Chapter 17: The Challenges of Big Data; Developing "Clinical Trial Grade" Data to Foster Data Use
In this chapter, Dr. Mills talks about some of the practical and intellectual challenges that big data poses for research. He begins by explaining that it is a big challenge to create mechanisms and funding to simply sharing massive quantities of data (most generated from patient samples). He notes the costs of not sharing data. Dr. Mills states that this amount of information "has unbelievable promise," but it has to be linked to new strategies of collecting data in clinical trials and shared in "curated" formats in order to be meaningful. He defines the concept of "clinical trial grade" to define trials specifically designed to leverage their data. Dr. Mills also talks about the energy wasted in repeating work, giving the example of research studies that require documentation of cell lines whose pedigree is already proven. He talks about the idea of "curating" data Next, Dr. Mills gives specific examples of strategies for data collection and use. He talks about his own research group's activities developing their own cell lines with a known pedigree. He then talks about the institution-wide effort to sequence patient tumors and discusses what is involved in putting this information into a usable format, noting that MD Anderson currently has a program in place to accomplish this. Next he discusses why the patient information currently held at MD Anderson is not at clinical trial grade (noting that this has nothing to do with quality of care, but only with techniques of data collection). He explains that Google wants to create its own hospital to guarantee the strictest quality of data collection.

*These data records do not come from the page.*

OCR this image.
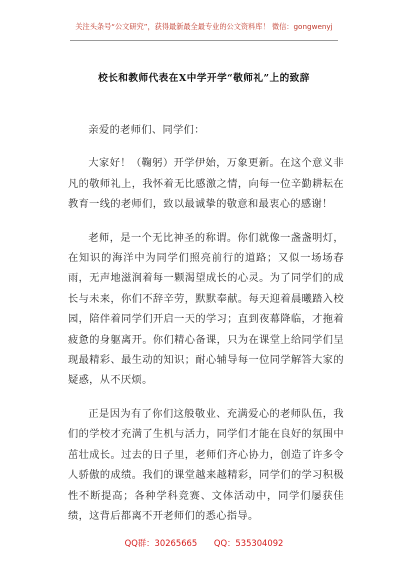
关注头条号“公文研究”，获得最新最全最专业的公文资料库！ 微信：gongwenyj
校长和教师代表在X中学开学“敬师礼”上的致辞

亲爱的老师们、同学们：

大家好！（鞠躬）开学伊始，万象更新。在这个意义非凡的敬师礼上，我怀着无比感激之情，向每一位辛勤耕耘在教育一线的老师们，致以最诚挚的敬意和最衷心的感谢！

老师，是一个无比神圣的称谓。你们就像一盏盏明灯，在知识的海洋中为同学们照亮前行的道路；又似一场场春雨，无声地滋润着每一颗渴望成长的心灵。为了同学们的成长与未来，你们不辞辛劳，默默奉献。每天迎着晨曦踏入校园，陪伴着同学们开启一天的学习；直到夜幕降临，才拖着疲惫的身躯离开。你们精心备课，只为在课堂上给同学们呈现最精彩、最生动的知识；耐心辅导每一位同学解答大家的疑惑，从不厌烦。

正是因为有了你们这般敬业、充满爱心的老师队伍，我们的学校才充满了生机与活力，同学们才能在良好的氛围中茁壮成长。过去的日子里，老师们齐心协力，创造了许多令人骄傲的成绩。我们的课堂越来越精彩，同学们的学习积极性不断提高；各种学科竞赛、文体活动中，同学们屡获佳绩，这背后都离不开老师们的悉心指导。

QQ群：30265665 QQ：535304092
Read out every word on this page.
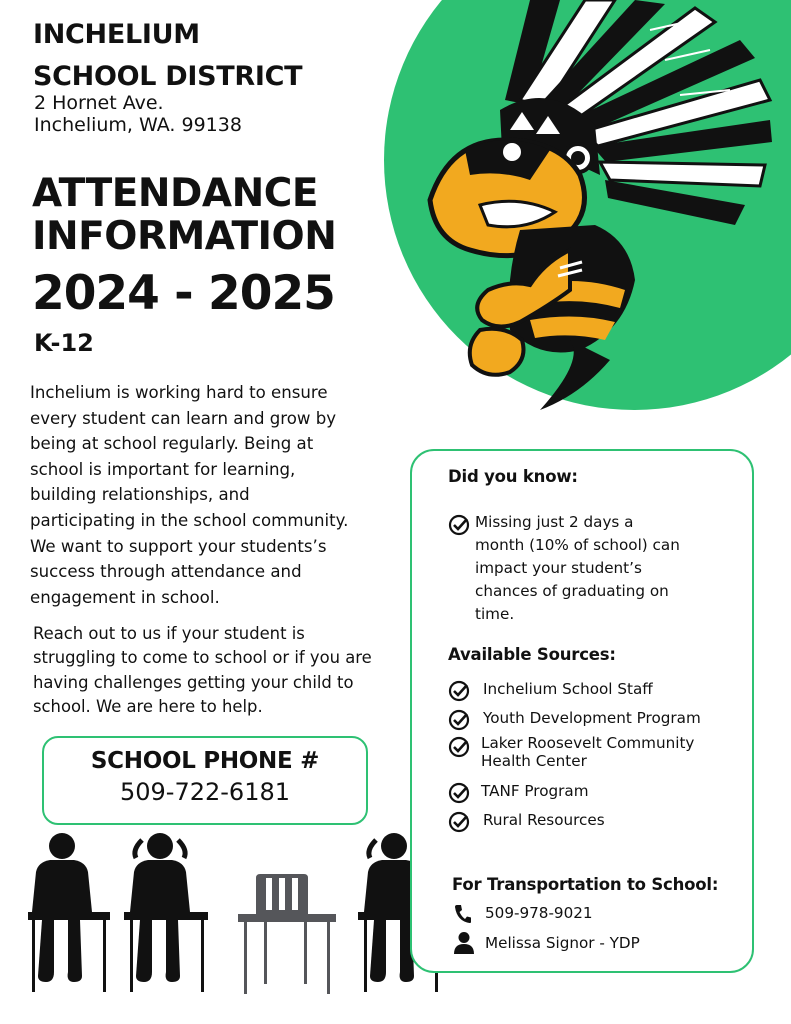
INCHELIUM
SCHOOL DISTRICT
2 Hornet Ave.
Inchelium, WA. 99138
ATTENDANCE
INFORMATION
2024 - 2025
K-12
Inchelium is working hard to ensure
every student can learn and grow by
being at school regularly. Being at
school is important for learning,
building relationships, and
participating in the school community.
We want to support your students’s
success through attendance and
engagement in school.
Reach out to us if your student is
struggling to come to school or if you are
having challenges getting your child to
school. We are here to help.
SCHOOL PHONE #
509-722-6181
Did you know:
Missing just 2 days a
month (10% of school) can
impact your student’s
chances of graduating on
time.
Available Sources:
Inchelium School Staff
Youth Development Program
Laker Roosevelt Community
Health Center
TANF Program
Rural Resources
For Transportation to School:
509-978-9021
Melissa Signor - YDP
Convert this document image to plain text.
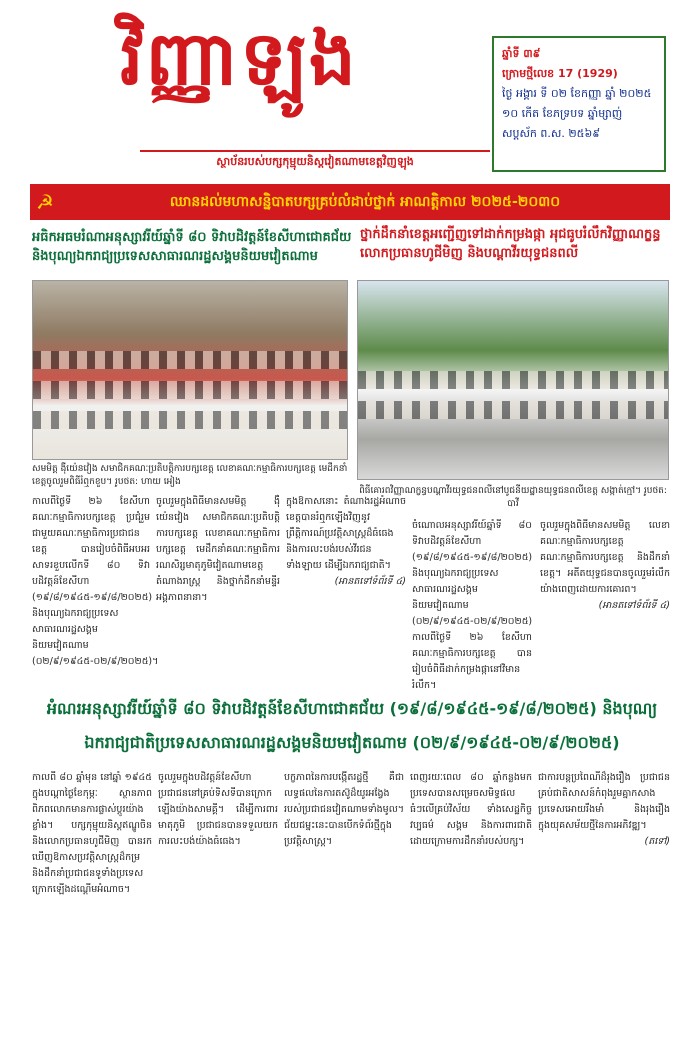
វិញ្ញាឡូង
ស្ថាប័នរបស់បក្សកុម្មុយនិស្ដវៀតណាមខេត្តវិញឡុង
ឆ្នាំទី ៣៩
ក្រោមថ្មីលេខ 17 (1929)
ថ្ងៃ អង្គារ ទី ០២ ខែកញ្ញា ឆ្នាំ ២០២៥
១០ កើត ខែភទ្របទ ឆ្នាំម្សាញ់
សប្តស័ក ព.ស. ២៥៦៩
☭	ឈានដល់មហាសន្និបាតបក្សគ្រប់លំដាប់ថ្នាក់ អាណត្តិកាល ២០២៥-២០៣០
អធិកអធមរំណាអនុស្សាវរីយ៍ឆ្នាំទី ៨០ ទិវាបដិវត្តន៍ខែសីហាជោគជ័យ និងបុណ្យឯករាជ្យប្រទេសសាធារណរដ្ឋសង្គមនិយមវៀតណាម
ថ្នាក់ដឹកនាំខេត្តអញ្ជើញទៅដាក់កម្រងផ្កា អុជធូបរំលឹកវិញ្ញាណក្ខន្ធលោកប្រធានហូជីមិញ និងបណ្ដាវីរយុទ្ធជនពលី
សមមិត្ត ង៉ឺយ៉េនវៀង សមាជិកគណៈប្រតិបត្តិការបក្សខេត្ត លេខាគណៈកម្មាធិការបក្សខេត្ត មេដឹកនាំខេត្តចូលរួមពិធីរំឮកខួប។ រូបថត: ហាយ អៀង
ពិធីគោរពវិញ្ញាណក្ខន្ធបណ្ដាវីរយុទ្ធជនពលីនៅបូជនីយដ្ឋានយុទ្ធជនពលីខេត្ត សង្កាត់ក្មៅ។ រូបថត: បាវី
កាលពីថ្ងៃទី ២៦ ខែសីហា គណៈកម្មាធិការបក្សខេត្ត ប្រជុំរួមជាមួយគណៈកម្មាធិការប្រជាជនខេត្ត បានរៀបចំពិធីអបអរសាទរខួបលើកទី ៨០ ទិវាបដិវត្តន៍ខែសីហា (១៩/៨/១៩៤៥-១៩/៨/២០២៥) និងបុណ្យឯករាជ្យប្រទេសសាធារណរដ្ឋសង្គមនិយមវៀតណាម (០២/៩/១៩៤៥-០២/៩/២០២៥)។
ចូលរួមក្នុងពិធីមានសមមិត្ត ង៉ឺយ៉េនវៀង សមាជិកគណៈប្រតិបត្តិការបក្សខេត្ត លេខាគណៈកម្មាធិការបក្សខេត្ត មេដឹកនាំគណៈកម្មាធិការរណសិរ្សមាតុភូមិវៀតណាមខេត្ត តំណាងរាស្ត្រ និងថ្នាក់ដឹកនាំមន្ទីរ អង្គភាពនានា។
ក្នុងឱកាសនោះ តំណាងរដ្ឋអំណាចខេត្តបានរំឮកឡើងវិញនូវព្រឹត្តិការណ៍ប្រវត្តិសាស្ត្រដ៏ធំធេង និងការលះបង់របស់វីរជនទាំងឡាយ ដើម្បីឯករាជ្យជាតិ។
(អានតទៅទំព័រទី ៤)
ចំណោលអនុស្សាវរីយ៍ឆ្នាំទី ៨០ ទិវាបដិវត្តន៍ខែសីហា (១៩/៨/១៩៤៥-១៩/៨/២០២៥) និងបុណ្យឯករាជ្យប្រទេសសាធារណរដ្ឋសង្គមនិយមវៀតណាម (០២/៩/១៩៤៥-០២/៩/២០២៥) កាលពីថ្ងៃទី ២៦ ខែសីហា គណៈកម្មាធិការបក្សខេត្ត បានរៀបចំពិធីដាក់កម្រងផ្កានៅវិមានរំលឹក។
ចូលរួមក្នុងពិធីមានសមមិត្ត លេខាគណៈកម្មាធិការបក្សខេត្ត គណៈកម្មាធិការបក្សខេត្ត និងដឹកនាំខេត្ត។ អតីតយុទ្ធជនបានចូលរួមរំលឹកយ៉ាងពេញដោយការគោរព។
(អានតទៅទំព័រទី ៤)
អំណរអនុស្សាវរីយ៍ឆ្នាំទី ៨០ ទិវាបដិវត្តន៍ខែសីហាជោគជ័យ (១៩/៨/១៩៤៥-១៩/៨/២០២៥) និងបុណ្យឯករាជ្យជាតិប្រទេសសាធារណរដ្ឋសង្គមនិយមវៀតណាម (០២/៩/១៩៤៥-០២/៩/២០២៥)
កាលពី ៨០ ឆ្នាំមុន នៅឆ្នាំ ១៩៤៥ ក្នុងបណ្តាថ្ងៃខែកុម្ភៈ ស្ថានភាពពិភពលោកមានការផ្លាស់ប្តូរយ៉ាងខ្លាំង។ បក្សកុម្មុយនិស្តឥណ្ឌូចិន និងលោកប្រធានហូជីមិញ បានរកឃើញឱកាសប្រវត្តិសាស្ត្រដ៏កម្រ និងដឹកនាំប្រជាជនទូទាំងប្រទេសក្រោកឡើងដណ្តើមអំណាច។
ចូលរួមក្នុងបដិវត្តន៍ខែសីហា ប្រជាជននៅគ្រប់ទិសទីបានក្រោកឡើងយ៉ាងសាមគ្គី។ ដើម្បីការពារមាតុភូមិ ប្រជាជនបានទទួលយកការលះបង់យ៉ាងធំធេង។
បក្ខភាពនៃការបង្កើតរដ្ឋថ្មី គឺជាលទ្ធផលនៃការតស៊ូដ៏យូរអង្វែងរបស់ប្រជាជនវៀតណាមទាំងមូល។ ជ័យជម្នះនេះបានបើកទំព័រថ្មីក្នុងប្រវត្តិសាស្ត្រ។
ពេញរយៈពេល ៨០ ឆ្នាំកន្លងមក ប្រទេសបានសម្រេចសមិទ្ធផលធំៗលើគ្រប់វិស័យ ទាំងសេដ្ឋកិច្ច វប្បធម៌ សង្គម និងការពារជាតិ ដោយក្រោមការដឹកនាំរបស់បក្ស។
ជាការបន្តប្រពៃណីដ៏រុងរឿង ប្រជាជនគ្រប់ជាតិសាសន៍កំពុងរួមគ្នាកសាងប្រទេសអោយរឹងមាំ និងរុងរឿង ក្នុងយុគសម័យថ្មីនៃការអភិវឌ្ឍ។
(តទៅ)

The Historical Resources Center, The Research Medical Library, The University of Texas MD Anderson Cancer Center
The Interview Subject's Story - Overview; The Researcher; MD Anderson Culture; On Research and Researchers; Understanding Cancer, the History of Science, Cancer Research; Ethics; Definitions, Explanations, Translations; Overview; MD Anderson Culture; MD Anderson History; Research; Institutional Processes; Devices, Drugs, Procedures; The Institution and Finances
Gordon B. Mills, MD, PhD :Now the other question of sharing of data and information is one that is a major challenge. The amount of information that we are generating today, in terms of DNA sequencing, RNA sequence, RNA copy number, just generally masses of data across samples, across conditions, is such that probably each month, maybe each two or three months, we exceed the total amount of data that had been generated by all scientists over all time.
Tacey Ann Rosolowski, PhD:Oh my gosh.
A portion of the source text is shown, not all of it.